Article: Christina Vaizidou

Psychiatrist – Psychotherapist

Translation: Evelina Koutsikopoulou

Revised by  Harriet Spala

Violent acts against animals have been recognized a long time now as an indication of dangerous psychopathology not limited to animals only. It’s no coincidence that the American Diagnostic and Statistical Manual DSM of mental and emotional disorders refers to violence against animals as one of the diagnostic criteria for disorders, like antisocial-aggressive behavior (Diagnostic and Statistical Manual of Mental Disorders DSM–5).

There are many theories and researches about people’s psychological background who abuse animals. Two categories stand out: the first consists of people with mental and emotional immaturity which in many cases, just like children cannot understand, they are not aware of the extent of damage they cause to the animal  which they abuse, because they lack the level of maturity demanded (Dr. George Simon, Abusing Animals: Some Psychological Reasons Behind Animal Abuse, 2009).

The second category consists of people who derive satisfaction from abusing or even killing animals. The basic source of this satisfaction according to psychiatry is the sense of power, control and authority. Some of these people lack the feeling of power and control in other areas of their life and they seek vulnerable targets, in order to balance this insufficiency. Others enjoy the feeling of power in every area of their life and they exercise it in every opportunity that occurs, so that their sense of superiority can enhance (Dr. George Simon, Abusing Animals: Some Psychological Reasons behind Animal Abuse, 2009).
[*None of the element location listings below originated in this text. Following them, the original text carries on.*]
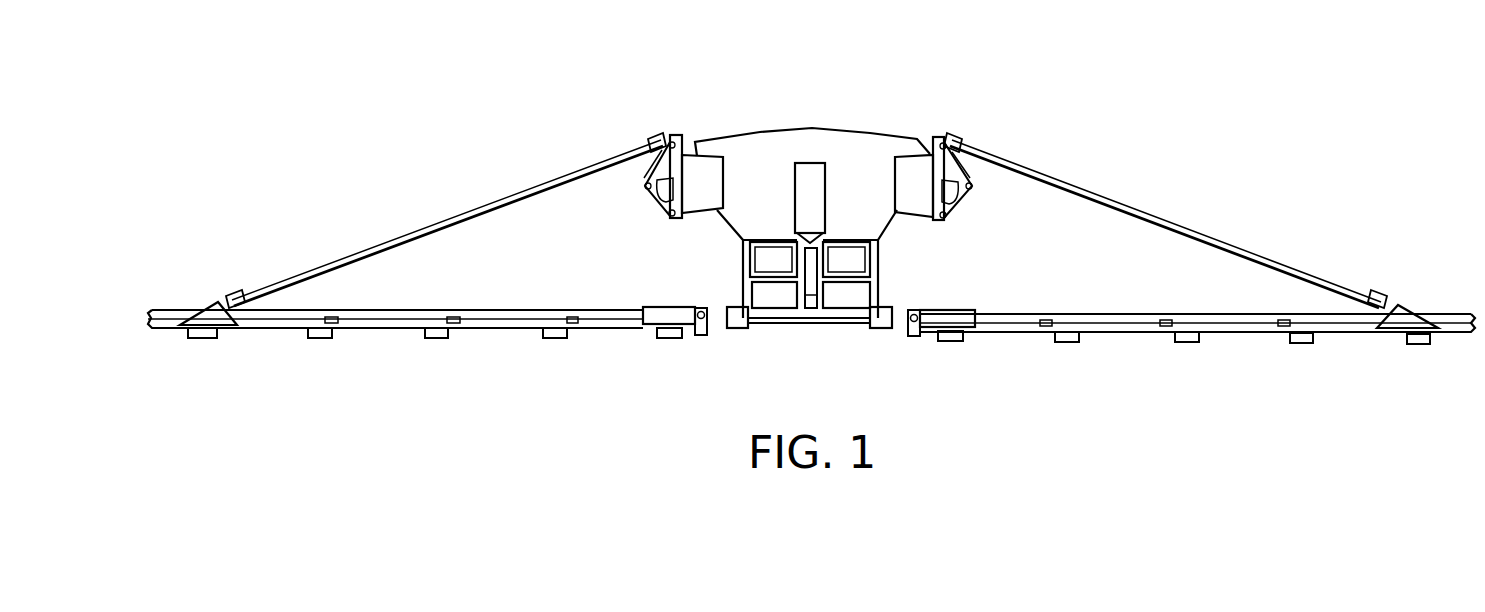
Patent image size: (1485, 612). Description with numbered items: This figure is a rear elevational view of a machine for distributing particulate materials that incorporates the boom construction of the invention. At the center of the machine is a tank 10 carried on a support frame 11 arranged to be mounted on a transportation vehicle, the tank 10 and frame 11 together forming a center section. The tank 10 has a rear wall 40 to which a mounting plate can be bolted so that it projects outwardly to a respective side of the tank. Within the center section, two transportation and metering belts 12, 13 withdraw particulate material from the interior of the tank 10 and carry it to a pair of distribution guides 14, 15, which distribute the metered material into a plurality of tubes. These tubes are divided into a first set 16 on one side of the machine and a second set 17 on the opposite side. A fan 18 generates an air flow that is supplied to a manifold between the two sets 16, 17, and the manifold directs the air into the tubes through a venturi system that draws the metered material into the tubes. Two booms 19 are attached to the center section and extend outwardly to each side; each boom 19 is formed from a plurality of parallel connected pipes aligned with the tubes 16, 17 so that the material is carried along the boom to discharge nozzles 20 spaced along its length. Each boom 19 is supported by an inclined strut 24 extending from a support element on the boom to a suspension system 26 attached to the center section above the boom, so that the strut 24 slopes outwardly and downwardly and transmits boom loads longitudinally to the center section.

The tank 10 is at (884, 122).
The support frame 11 is at (742, 258).
The transportation and metering belt 12 is at (775, 250).
The transportation and metering belt 13 is at (845, 255).
The distribution guide 14 is at (760, 292).
The distribution guide 15 is at (860, 293).
The first set of tubes 16 is at (714, 328).
The second set of tubes 17 is at (901, 330).
The fan 18 is at (807, 160).
The boom 19 is at (1124, 302).
The discharge nozzle 20 is at (315, 344).
The inclined strut 24 is at (426, 220).
The suspension system 26 is at (650, 124).
The rear wall 40 is at (735, 157).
The deepest reason for this behaviour is analyzed both in the person’s mentality as well as the collective principles of our society. Naturally, certain people assume consciously that they have the right to abuse or kill animals and that whenever a society doesn’t show enough respect to animals and uses them as living objects. Man is a being that likes to stand out and dictate. This impulse is tamed through social and legal rules, which we learn to obey, in order to survive as society. Whenever these incidents repeat, it means that there is no sufficient informal social rule to prohibit such a behavior, thus to force from the start the person to consider this action as prohibitive and immoral. The first problem is therefore the lack of social consciousness towards animals.

The problem shows that it is about people with a sense of superiority and at the same time, as mentioned previously, with a great sense of insecurity and lack of control. In their efforts to keep control over something (since it’s not  a part of their current lives), they resort to acts of violence, releasing in a way their inner aggression and often acting on retaliation actions against  for example pet owners, as they are not able to turn against themselves (Ascione, 1998). Their feelings turn against an object that the perpetrator can easily control.
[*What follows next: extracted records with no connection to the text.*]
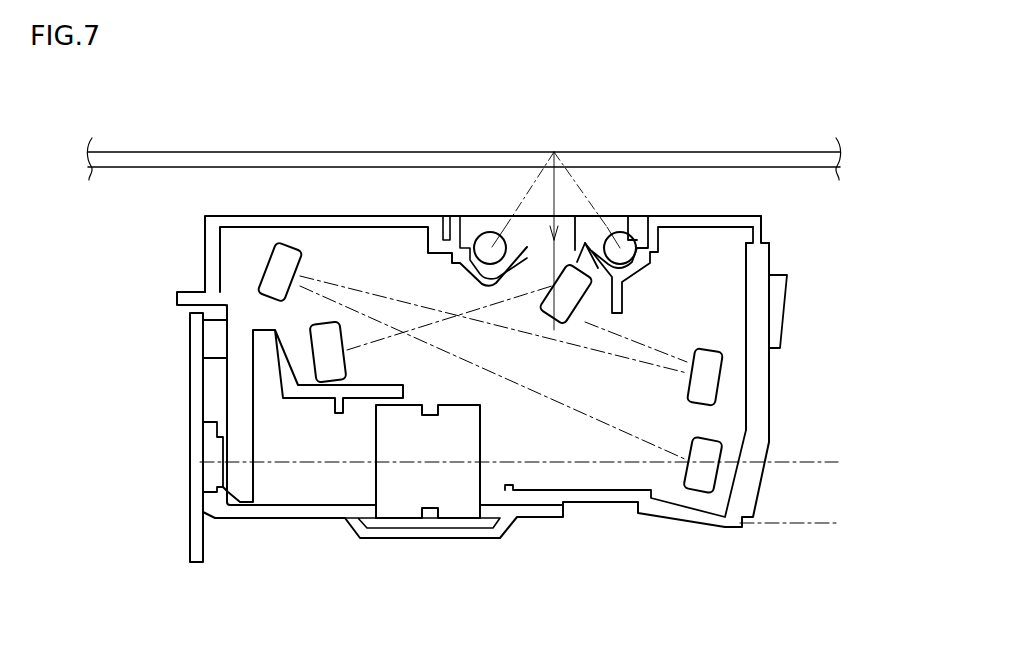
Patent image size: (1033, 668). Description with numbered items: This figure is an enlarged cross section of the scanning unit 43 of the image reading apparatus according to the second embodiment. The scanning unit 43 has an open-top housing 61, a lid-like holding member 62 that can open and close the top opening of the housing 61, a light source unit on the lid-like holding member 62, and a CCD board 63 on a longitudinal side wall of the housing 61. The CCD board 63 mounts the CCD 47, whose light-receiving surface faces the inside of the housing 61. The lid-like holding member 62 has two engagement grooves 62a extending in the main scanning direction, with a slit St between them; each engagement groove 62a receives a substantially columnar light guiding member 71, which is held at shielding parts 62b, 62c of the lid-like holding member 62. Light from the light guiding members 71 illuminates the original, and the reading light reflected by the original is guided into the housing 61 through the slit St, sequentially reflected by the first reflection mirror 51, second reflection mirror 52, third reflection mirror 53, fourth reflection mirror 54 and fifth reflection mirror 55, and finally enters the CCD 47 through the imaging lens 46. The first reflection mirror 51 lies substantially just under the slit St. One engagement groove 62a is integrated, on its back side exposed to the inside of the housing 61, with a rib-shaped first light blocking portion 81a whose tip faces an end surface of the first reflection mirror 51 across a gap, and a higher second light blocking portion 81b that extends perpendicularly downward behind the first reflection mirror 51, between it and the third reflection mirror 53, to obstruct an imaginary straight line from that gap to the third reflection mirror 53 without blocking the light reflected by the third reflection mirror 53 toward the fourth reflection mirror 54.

The scanning unit 43 is at (280, 548).
The imaging lens 46 is at (458, 502).
The CCD 47 is at (213, 463).
The first reflection mirror 51 is at (600, 325).
The second reflection mirror 52 is at (327, 365).
The third reflection mirror 53 is at (707, 385).
The fourth reflection mirror 54 is at (273, 265).
The fifth reflection mirror 55 is at (700, 482).
The housing 61 is at (757, 423).
The lid-like holding member 62 is at (245, 215).
The engagement groove 62a is at (468, 230).
The shielding part 62b is at (708, 222).
The shielding part 62c is at (330, 222).
The CCD board 63 is at (196, 540).
The light guiding member 71 is at (490, 235).
The first light blocking portion 81a is at (580, 258).
The second light blocking portion 81b is at (620, 308).
The slit St is at (548, 228).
This aspect shows that the psychological profile of an animal abuser is similar to a wife or child-beater. Many studies occurred under this assumption correlating acts of animal violence to similar or subsequent acts of violence against people, especially by younger perpetrators. The concluded result stated that a child’s violent behavior towards animals can be treated as an early predictive factor of violent behavior of any kind occurring in the future, because the violent behavior against animals arises in early stages of child development, ages 6,5 on average (Frick et al., 1993).

As for psychological-social causes that may lead a person to abuse or to kill an animal, a correlation to domestic violence, abuse or neglect from their parents in childhood is often mentioned. Furthermore, indirect violence experiences contribute for example an incident of animal abuse by a parent, as a display of power and authority in the family (Widom, 1989).

Animal abusers may show further characteristics, as limited social capabilities, difficulty to empathize with others and create relations of trust, low self-esteem, feelings of unworthiness and insufficiency, and generally deviant behavior.

Certain writers mention the “black triad”, the personality characteristics of animal abusers, these being narcissism, Machiavellianism and psychiatric disorder. Narcissism equals to the sense of satisfaction and superiority, Machiavellianism to the lack of any moral restrictions and psychiatric disorder to egoism, compulsive behavior and lack of remorse.

Apart these traits, researchers often add more traits such as detectable sadism, i.e. the pleasure that someone derives through someone else’s pain (Paulhaus & Williams, 2002).

Since 1757, the British artist William Hogarth created a series of etchings titled “The Four Stages of Cruelty”, depicting the story of Tom Nero, who begins in the “first stage” to abuse various animals, mainly cats and dogs, and ends up raping and murdering people. Obviously the function is not that simple and violent animal treatment doesn’t always lead to further acts of violence. Even more so, is the fact that this isn’t a single act without a respective psychological background and its significance ought not to be downgraded nor from individuals nor society in total.

Suggested Bibliography

Felthous, A.R. Aggression against cats, dogs, and people Child Psychiatry and Human Development, 1980.

Herzog, Η. Some We Love, Some We Hate, Some We Eat: Why It’s So Hard To Think Straight About Animals, Harper Perennial, 2011, ISBN-10: 0061730858.

Cavanaugh, P. S., Signal, T. D., & Taylor, the Dark Triad and animal cruelty: Dark personalities, dark attitudes, and dark behaviours, Personality and Individual Differences, 2013.